The calculator app that comes with the Android OS apparently has an error. I've confirmed this error with two other Moto Droids and one HTC Android phone. In the calculator app enter: 3322.72 - 3321.92 then = and the answer is .799999 The correct answer is .80 This may seem like a minor point (.000001 error) but the answer is still wrong! Basic arithmetic operations should be a no brainer... A Verizon service rep confirmed this error on the Droid and Eris phones he had in their call center. I wonder if 2.1 will fix this? Does anyone else get this result?

That is hilarious...something is going on with the computational method used by the calculator...I would not worry about it...unless you are in 1st grade and cheating on your arithmetic test

cue the Beach Boys" "Round round round round, I cannot round..." It isn't the Droid, it's the Droid stock gonkulator. RealCalc gives a nice clean 0.8. -Les

Yep, definately a bug in the built in calc app, RealCalc (free on the marketplace) works fine though.

I don't know if your joking or your serious....TI-89 tends to do this type of round as well...I don't know why you would need to be that accurate..

I think he tried every numeric combination he could think of until he found one that didn't work. How long did that take?

mathematically, .79999 repeating =.8, if the 9 repeats forever. to see this, write .79 repeating equals x. 10x =7.9 repeating. 10x-x =7.2 = 9 x x=.8 there are other proofs. it's well established perhaps the droid just appreciates the subtlety of math

1 + 1 = 3, for large values of 1. Pretty funny that the 3 people whose job it was to program a calculator in android missed this, albeit small, error.

your proof is wrong... by what you set x to be, 10x-x=7.19999... assuming it's 7.2 is assuming what you're trying to prove the correct proof would be to take the limit of its p-adic expansion.

Oh no! another product of poor math education. Or perhaps you're using the Droid calculator? 7.999999999999999... - .799999999999999... =7.2 No ambiguities bub. Consider .9999999999...=x 10x=9.99999999... x=.99999999... 9x=9 x=1

No, a product of a math degree. First of all, don't appreciate the condescending attitude. Second, I would be more than happy to show you the fault in your logic.

Yeah, I thought this was pretty funny as well - it's definitely a programming problem as the error occurs across different OS versions and hardware platforms. I came across this error by chance while balancing my check book and when I came up with more than two digits after the decimal point I knew something wasn't right... Because I'm not calculating the trajectory of a rocket launch to the moon I'm not going to worry about such a small error. Even so, I'll probably get Realcalc...

I double dog dare you to prove me wrong. But by PM, so this doesn't clog the thread. though you should come back here to admit it when you realize you're wrong.

Not quite a calculator error but a throwback from floating point arithmetic.
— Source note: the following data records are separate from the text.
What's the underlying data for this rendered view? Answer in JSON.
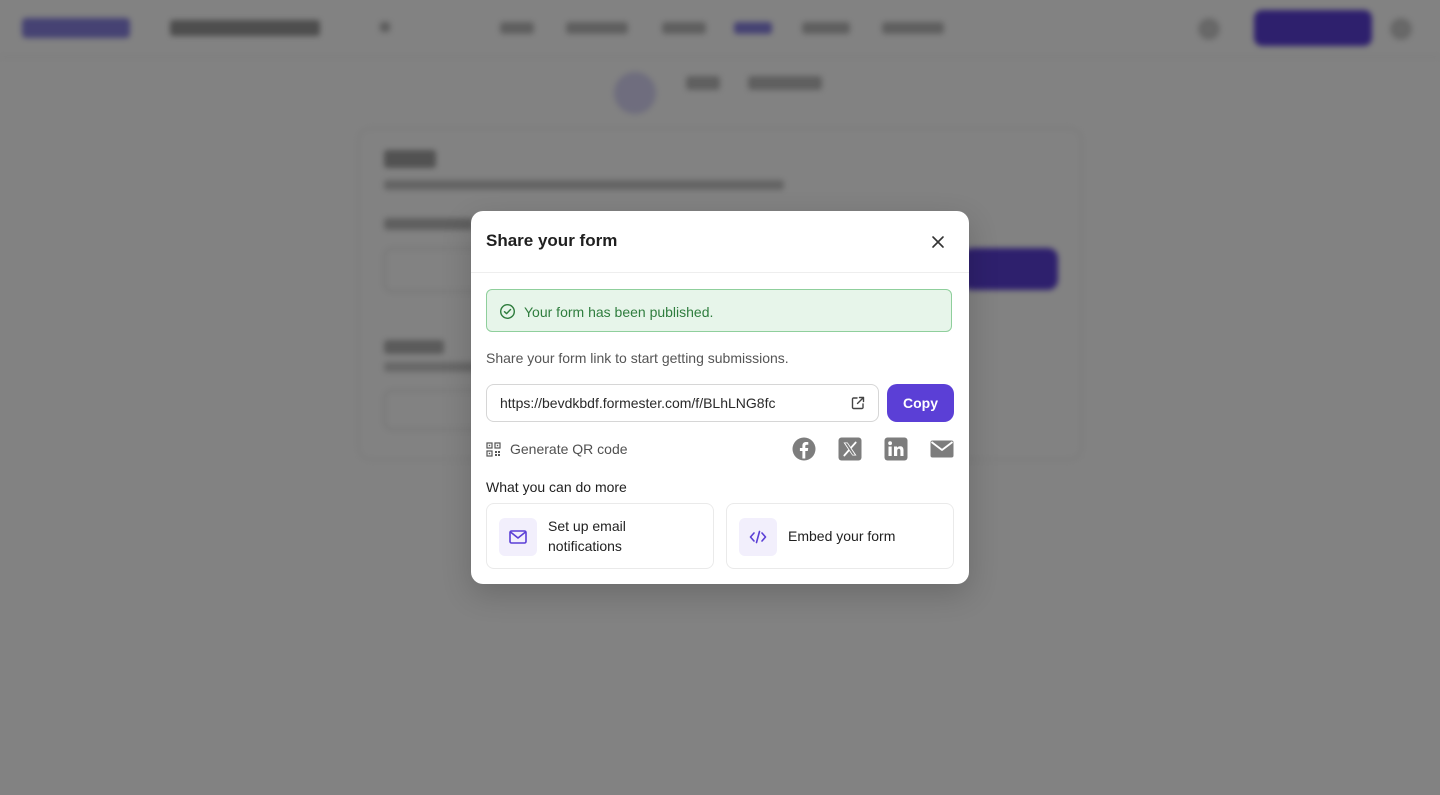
{
  "modal": {
    "title": "Share your form",
    "alert_text": "Your form has been published.",
    "hint": "Share your form link to start getting submissions.",
    "link_value": "https://bevdkbdf.formester.com/f/BLhLNG8fc",
    "copy_label": "Copy",
    "qr_label": "Generate QR code",
    "more_title": "What you can do more",
    "actions": [
      {
        "label_line1": "Set up email",
        "label_line2": "notifications",
        "icon": "mail-icon"
      },
      {
        "label": "Embed your form",
        "icon": "code-icon"
      }
    ],
    "share_icons": [
      "facebook-icon",
      "x-icon",
      "linkedin-icon",
      "email-icon"
    ]
  },
  "colors": {
    "accent": "#5b3fd6",
    "success_bg": "#e7f5ea",
    "success_border": "#8fcf9c",
    "success_text": "#2f7d3e",
    "overlay": "rgba(0,0,0,0.49)"
  }
}
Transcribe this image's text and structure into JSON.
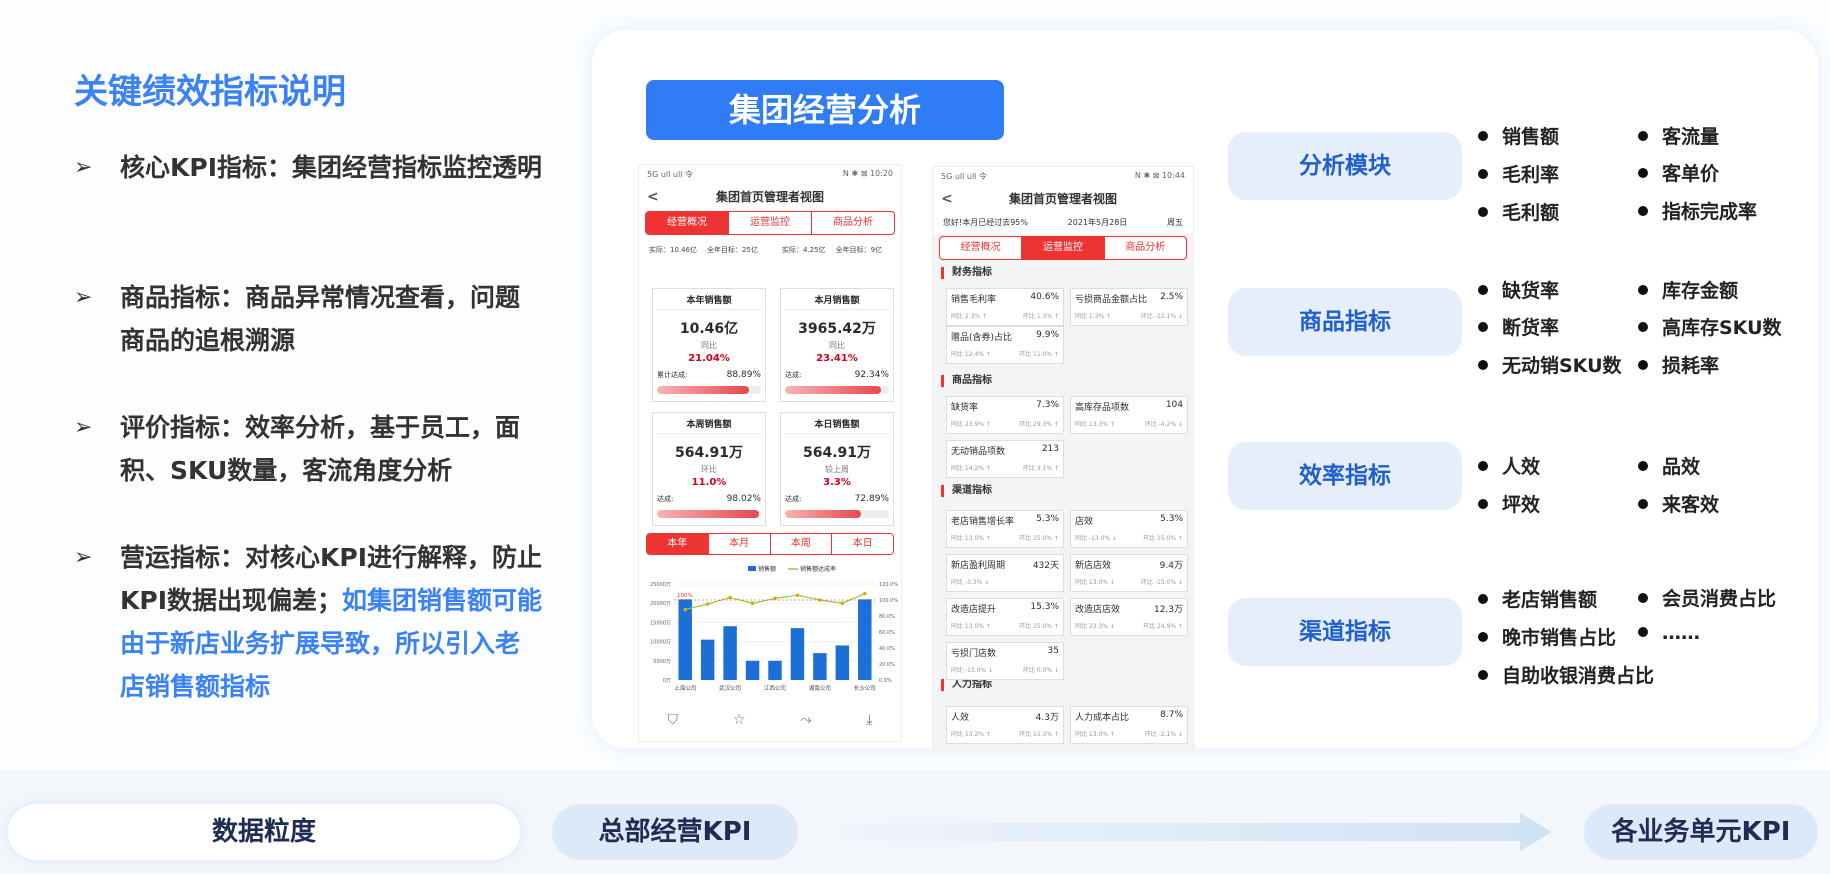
{
  "left": {
    "title": "关键绩效指标说明",
    "bullets": [
      {
        "head": "核心KPI指标：集团经营指标监控透明",
        "tail": ""
      },
      {
        "head": "商品指标：商品异常情况查看，问题商品的追根溯源",
        "tail": ""
      },
      {
        "head": "评价指标：效率分析，基于员工，面积、SKU数量，客流角度分析",
        "tail": ""
      },
      {
        "head": "营运指标：对核心KPI进行解释，防止KPI数据出现偏差；",
        "tail": "如集团销售额可能由于新店业务扩展导致，所以引入老店销售额指标"
      }
    ]
  },
  "panel": {
    "title": "集团经营分析"
  },
  "phone1": {
    "status_left": "5G ull ull 令",
    "status_right": "N ✱ ⊠ 10:20",
    "title": "集团首页管理者视图",
    "tabs": [
      "经营概况",
      "运营监控",
      "商品分析"
    ],
    "info": [
      "实际：",
      "10.46亿",
      "全年目标：",
      "25亿",
      "实际：",
      "4.25亿",
      "全年目标：",
      "9亿"
    ],
    "cards": [
      {
        "h": "本年销售额",
        "v": "10.46亿",
        "s": "同比",
        "p": "21.04%",
        "rl": "累计达成:",
        "rv": "88.89%",
        "fill": 0.8889
      },
      {
        "h": "本月销售额",
        "v": "3965.42万",
        "s": "同比",
        "p": "23.41%",
        "rl": "达成:",
        "rv": "92.34%",
        "fill": 0.9234
      },
      {
        "h": "本周销售额",
        "v": "564.91万",
        "s": "环比",
        "p": "11.0%",
        "rl": "达成:",
        "rv": "98.02%",
        "fill": 0.9802
      },
      {
        "h": "本日销售额",
        "v": "564.91万",
        "s": "较上周",
        "p": "3.3%",
        "rl": "达成:",
        "rv": "72.89%",
        "fill": 0.7289
      }
    ],
    "time_tabs": [
      "本年",
      "本月",
      "本周",
      "本日"
    ],
    "icons": [
      "filter-icon",
      "star-icon",
      "share-icon",
      "download-icon"
    ]
  },
  "chart_data": {
    "type": "bar",
    "categories": [
      "上海公司",
      "武汉公司",
      "江西公司",
      "湖南公司",
      "长沙公司"
    ],
    "series": [
      {
        "name": "销售额",
        "values": [
          21000,
          10500,
          14000,
          5000,
          5000,
          13500,
          7000,
          9000,
          21000
        ]
      },
      {
        "name": "销售额达成率",
        "values": [
          88,
          95,
          103,
          96,
          102,
          106,
          100,
          96,
          108
        ]
      }
    ],
    "bar_labels": [
      "上海公司",
      "",
      "武汉公司",
      "",
      "江西公司",
      "",
      "湖南公司",
      "",
      "长沙公司"
    ],
    "ylim": [
      0,
      25000
    ],
    "y2lim": [
      0,
      120
    ],
    "yticks": [
      "25000万",
      "20000万",
      "15000万",
      "10000万",
      "5000万",
      "0万"
    ],
    "y2ticks": [
      "120.0%",
      "100.0%",
      "80.0%",
      "60.0%",
      "40.0%",
      "20.0%",
      "0.0%"
    ],
    "annotation": "100%",
    "colors": {
      "bar": "#1b6fd6",
      "line": "#9bc53d"
    }
  },
  "phone2": {
    "status_left": "5G ull ull 令",
    "status_right": "N ✱ ⊠ 10:44",
    "title": "集团首页管理者视图",
    "greet": "您好!本月已经过去95%",
    "date": "2021年5月28日",
    "weekday": "周五",
    "tabs": [
      "经营概况",
      "运营监控",
      "商品分析"
    ],
    "sections": [
      {
        "name": "财务指标",
        "metrics": [
          {
            "n": "销售毛利率",
            "v": "40.6%",
            "a": "同比 2.3% ↑",
            "b": "环比 1.3% ↑"
          },
          {
            "n": "亏损商品金额占比",
            "v": "2.5%",
            "a": "同比 1.3% ↑",
            "b": "环比 -12.1% ↓"
          },
          {
            "n": "赠品(含券)占比",
            "v": "9.9%",
            "a": "同比 12.4% ↑",
            "b": "环比 11.0% ↑"
          }
        ]
      },
      {
        "name": "商品指标",
        "metrics": [
          {
            "n": "缺货率",
            "v": "7.3%",
            "a": "同比 23.9% ↑",
            "b": "环比 29.3% ↑"
          },
          {
            "n": "高库存品项数",
            "v": "104",
            "a": "同比 13.3% ↑",
            "b": "环比 -4.2% ↓"
          },
          {
            "n": "无动销品项数",
            "v": "213",
            "a": "同比 14.2% ↑",
            "b": "环比 3.1% ↑"
          }
        ]
      },
      {
        "name": "渠道指标",
        "metrics": [
          {
            "n": "老店销售增长率",
            "v": "5.3%",
            "a": "同比 13.0% ↑",
            "b": "环比 15.0% ↑"
          },
          {
            "n": "店效",
            "v": "5.3%",
            "a": "同比 -13.0% ↓",
            "b": "环比 15.0% ↑"
          },
          {
            "n": "新店盈利周期",
            "v": "432天",
            "a": "同比 -3.3% ↓",
            "b": ""
          },
          {
            "n": "新店店效",
            "v": "9.4万",
            "a": "同比 13.0% ↓",
            "b": "环比 -15.0% ↓"
          },
          {
            "n": "改造店提升",
            "v": "15.3%",
            "a": "同比 13.0% ↑",
            "b": "环比 15.0% ↑"
          },
          {
            "n": "改造店店效",
            "v": "12.3万",
            "a": "同比 23.3% ↓",
            "b": "环比 24.9% ↑"
          },
          {
            "n": "亏损门店数",
            "v": "35",
            "a": "同比 -13.0% ↓",
            "b": "环比 0.0% ↓"
          }
        ]
      },
      {
        "name": "人力指标",
        "metrics": [
          {
            "n": "人效",
            "v": "4.3万",
            "a": "同比 13.2% ↑",
            "b": "环比 15.3% ↑"
          },
          {
            "n": "人力成本占比",
            "v": "8.7%",
            "a": "同比 13.0% ↑",
            "b": "环比 -2.1% ↓"
          }
        ]
      }
    ]
  },
  "modules": [
    {
      "label": "分析模块",
      "col1": [
        "销售额",
        "毛利率",
        "毛利额"
      ],
      "col2": [
        "客流量",
        "客单价",
        "指标完成率"
      ]
    },
    {
      "label": "商品指标",
      "col1": [
        "缺货率",
        "断货率",
        "无动销SKU数"
      ],
      "col2": [
        "库存金额",
        "高库存SKU数",
        "损耗率"
      ]
    },
    {
      "label": "效率指标",
      "col1": [
        "人效",
        "坪效"
      ],
      "col2": [
        "品效",
        "来客效"
      ]
    },
    {
      "label": "渠道指标",
      "col1": [
        "老店销售额",
        "晚市销售占比",
        "自助收银消费占比"
      ],
      "col2": [
        "会员消费占比",
        "……"
      ]
    }
  ],
  "bottom": {
    "granularity": "数据粒度",
    "hq": "总部经营KPI",
    "units": "各业务单元KPI"
  }
}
This is particularly common with computations in programming, e.g., you do not test for equality to zero but rather test for proximity to machine-epsilon: abs(x)<eps. Also, the comment above about .799999... = .8 is correct.

I tested this with a piece of paper and a R.S.V.P fine point pen and I get 0000.80 When I can go to the store tomorrow and buy a pencil I'll run the test again and see what my result is.

I remember from my advanced math education (in middle school) that .799999999...=.8, although I've never heard of epsilon. But I think everyone can agree that writing it as such is bad form, and this is clearly a glitch that should be fixed. Perhaps they should hire someone smart like ubergray to fix it. It confused me for a while when I saw that 601.1-606.3=-5.199999 To whom should one address such a bug fix request?

Les is right. The OP has an issue with significant figures. Since the less significant place in either of the numbers is 0.0x, any result should be rounded to that place. Of course, the really fault does lie in the calculator, but the operator has to know not to blindly use what the calculator gives him.